Whistleblower Edward Snowden is at the heart of a debate surrounding this year’s competition for the Pulitzer Prize, the most coveted journalism award in the United States, China Daily reported Monday.
Snowden, a former US defense contractor, supplied confidential information to media outlets, including The Guardian and The Washington Post, about alleged spying by the US government on millions of people and institutions around the world.
The Washington Post and The Guardian are the front runners for the main journalism award, but the selection process is being clouded by questions about whether they deserve to be honored for providing a platform to someone who is wanted by the US government for treason, the Chinese newspaper reported, citing Agence France-Presse.
The awards, established to recognize excellence in journalism, literature and music, are to be announced Monday.
The leaks embarrassed Washington, strained relations with allies angered by alleged US phone hacking of private calls of their leaders and sparked a debate in the US on the merits and morality of mass surveillance.
Public opinion is divided. Many believe US citizens have a right to know what the government is doing. Others say Snowden is a traitor and a criminal who should be prosecuted.
Paul Janensch, professor emeritus at the Quinnipiac University School of Communications, predicted tension between journalists and establishment members of the Pulitzer jury.

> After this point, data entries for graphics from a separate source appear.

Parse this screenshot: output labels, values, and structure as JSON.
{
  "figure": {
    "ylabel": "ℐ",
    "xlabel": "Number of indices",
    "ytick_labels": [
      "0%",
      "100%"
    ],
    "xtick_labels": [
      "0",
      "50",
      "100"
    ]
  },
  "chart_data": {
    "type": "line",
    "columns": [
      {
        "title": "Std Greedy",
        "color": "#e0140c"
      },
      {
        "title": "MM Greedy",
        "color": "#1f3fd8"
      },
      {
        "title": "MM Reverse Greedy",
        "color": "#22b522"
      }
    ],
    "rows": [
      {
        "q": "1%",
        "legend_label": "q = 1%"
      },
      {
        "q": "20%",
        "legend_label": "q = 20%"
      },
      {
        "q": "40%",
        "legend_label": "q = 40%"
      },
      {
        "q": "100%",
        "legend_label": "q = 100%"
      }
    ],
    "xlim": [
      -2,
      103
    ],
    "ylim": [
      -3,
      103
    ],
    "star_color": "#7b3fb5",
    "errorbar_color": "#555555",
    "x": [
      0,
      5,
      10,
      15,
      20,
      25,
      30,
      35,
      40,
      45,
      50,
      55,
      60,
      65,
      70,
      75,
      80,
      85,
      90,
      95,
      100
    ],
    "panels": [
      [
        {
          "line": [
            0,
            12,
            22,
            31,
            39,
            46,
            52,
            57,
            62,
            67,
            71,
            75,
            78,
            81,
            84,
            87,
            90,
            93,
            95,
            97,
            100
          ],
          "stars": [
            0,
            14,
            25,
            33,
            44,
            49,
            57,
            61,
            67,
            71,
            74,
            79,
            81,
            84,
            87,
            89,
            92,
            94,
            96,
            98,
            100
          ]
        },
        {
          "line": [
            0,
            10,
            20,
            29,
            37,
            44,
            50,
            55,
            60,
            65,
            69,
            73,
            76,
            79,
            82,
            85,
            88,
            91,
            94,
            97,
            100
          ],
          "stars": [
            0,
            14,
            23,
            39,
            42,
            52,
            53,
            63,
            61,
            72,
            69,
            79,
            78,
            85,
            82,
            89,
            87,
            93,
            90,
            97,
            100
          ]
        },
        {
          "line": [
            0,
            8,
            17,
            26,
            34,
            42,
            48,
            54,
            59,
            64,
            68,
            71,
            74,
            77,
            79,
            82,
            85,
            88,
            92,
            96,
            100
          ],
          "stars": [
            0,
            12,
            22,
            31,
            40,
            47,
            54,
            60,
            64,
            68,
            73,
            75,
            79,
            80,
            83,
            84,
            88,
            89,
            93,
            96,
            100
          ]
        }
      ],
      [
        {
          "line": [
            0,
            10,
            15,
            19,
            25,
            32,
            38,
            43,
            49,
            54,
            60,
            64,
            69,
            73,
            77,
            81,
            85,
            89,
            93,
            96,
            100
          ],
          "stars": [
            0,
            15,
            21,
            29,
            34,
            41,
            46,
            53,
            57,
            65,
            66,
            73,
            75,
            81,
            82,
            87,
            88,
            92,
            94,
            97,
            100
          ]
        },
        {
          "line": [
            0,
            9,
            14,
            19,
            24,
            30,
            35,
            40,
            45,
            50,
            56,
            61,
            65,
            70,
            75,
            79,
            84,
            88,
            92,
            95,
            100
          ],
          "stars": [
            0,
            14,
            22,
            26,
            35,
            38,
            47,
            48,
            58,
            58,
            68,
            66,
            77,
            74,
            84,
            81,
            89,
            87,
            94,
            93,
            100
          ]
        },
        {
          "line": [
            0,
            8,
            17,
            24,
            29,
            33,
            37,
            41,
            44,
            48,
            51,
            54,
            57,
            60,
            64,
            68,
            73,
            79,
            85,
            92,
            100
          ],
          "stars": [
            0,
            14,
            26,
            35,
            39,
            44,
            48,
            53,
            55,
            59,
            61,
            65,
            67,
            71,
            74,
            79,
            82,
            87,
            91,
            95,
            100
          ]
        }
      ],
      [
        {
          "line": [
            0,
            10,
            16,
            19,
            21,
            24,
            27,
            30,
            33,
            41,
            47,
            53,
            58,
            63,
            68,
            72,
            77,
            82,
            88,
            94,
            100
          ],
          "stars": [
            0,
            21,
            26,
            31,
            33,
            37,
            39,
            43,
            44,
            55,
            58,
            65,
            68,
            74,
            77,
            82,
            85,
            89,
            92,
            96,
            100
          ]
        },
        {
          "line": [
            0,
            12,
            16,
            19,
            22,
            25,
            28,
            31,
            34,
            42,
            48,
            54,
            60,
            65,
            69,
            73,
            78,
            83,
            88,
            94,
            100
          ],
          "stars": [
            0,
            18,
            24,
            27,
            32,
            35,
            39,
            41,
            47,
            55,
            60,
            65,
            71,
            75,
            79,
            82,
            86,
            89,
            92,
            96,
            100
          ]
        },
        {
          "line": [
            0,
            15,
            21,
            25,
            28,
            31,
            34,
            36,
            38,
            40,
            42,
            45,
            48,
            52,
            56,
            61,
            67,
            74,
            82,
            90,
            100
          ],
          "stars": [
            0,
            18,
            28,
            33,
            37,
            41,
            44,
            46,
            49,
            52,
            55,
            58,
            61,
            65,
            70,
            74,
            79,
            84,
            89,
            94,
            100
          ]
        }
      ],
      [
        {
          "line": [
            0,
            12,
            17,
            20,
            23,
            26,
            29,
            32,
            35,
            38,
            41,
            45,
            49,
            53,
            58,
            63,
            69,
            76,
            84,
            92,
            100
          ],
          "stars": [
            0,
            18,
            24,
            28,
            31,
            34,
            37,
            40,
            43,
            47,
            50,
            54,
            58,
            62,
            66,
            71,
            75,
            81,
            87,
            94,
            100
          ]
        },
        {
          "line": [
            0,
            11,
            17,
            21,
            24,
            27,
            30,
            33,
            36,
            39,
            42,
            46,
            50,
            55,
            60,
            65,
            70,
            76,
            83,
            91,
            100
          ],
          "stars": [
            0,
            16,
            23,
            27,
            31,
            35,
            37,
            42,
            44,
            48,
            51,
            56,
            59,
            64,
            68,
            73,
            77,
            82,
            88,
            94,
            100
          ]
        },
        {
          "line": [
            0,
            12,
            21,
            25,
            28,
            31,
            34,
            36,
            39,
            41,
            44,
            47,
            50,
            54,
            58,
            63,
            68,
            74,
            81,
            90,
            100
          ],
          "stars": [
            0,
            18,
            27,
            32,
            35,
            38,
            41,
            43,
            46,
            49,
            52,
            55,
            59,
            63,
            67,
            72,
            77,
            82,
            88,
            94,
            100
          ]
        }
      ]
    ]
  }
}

“These are fabulous pieces of journalism on the one hand, but on the other hand the documents were leaked, they were classified, they were distressing to the US government,” Janensch was quoted as saying. “And the person who provided the information took refuge in Russia, so I understand there can be serious debate.”
In January, US Director of National Intelligence James Clapper suggested that journalists reporting on the leaks had acted as Snowden’s “accomplices”.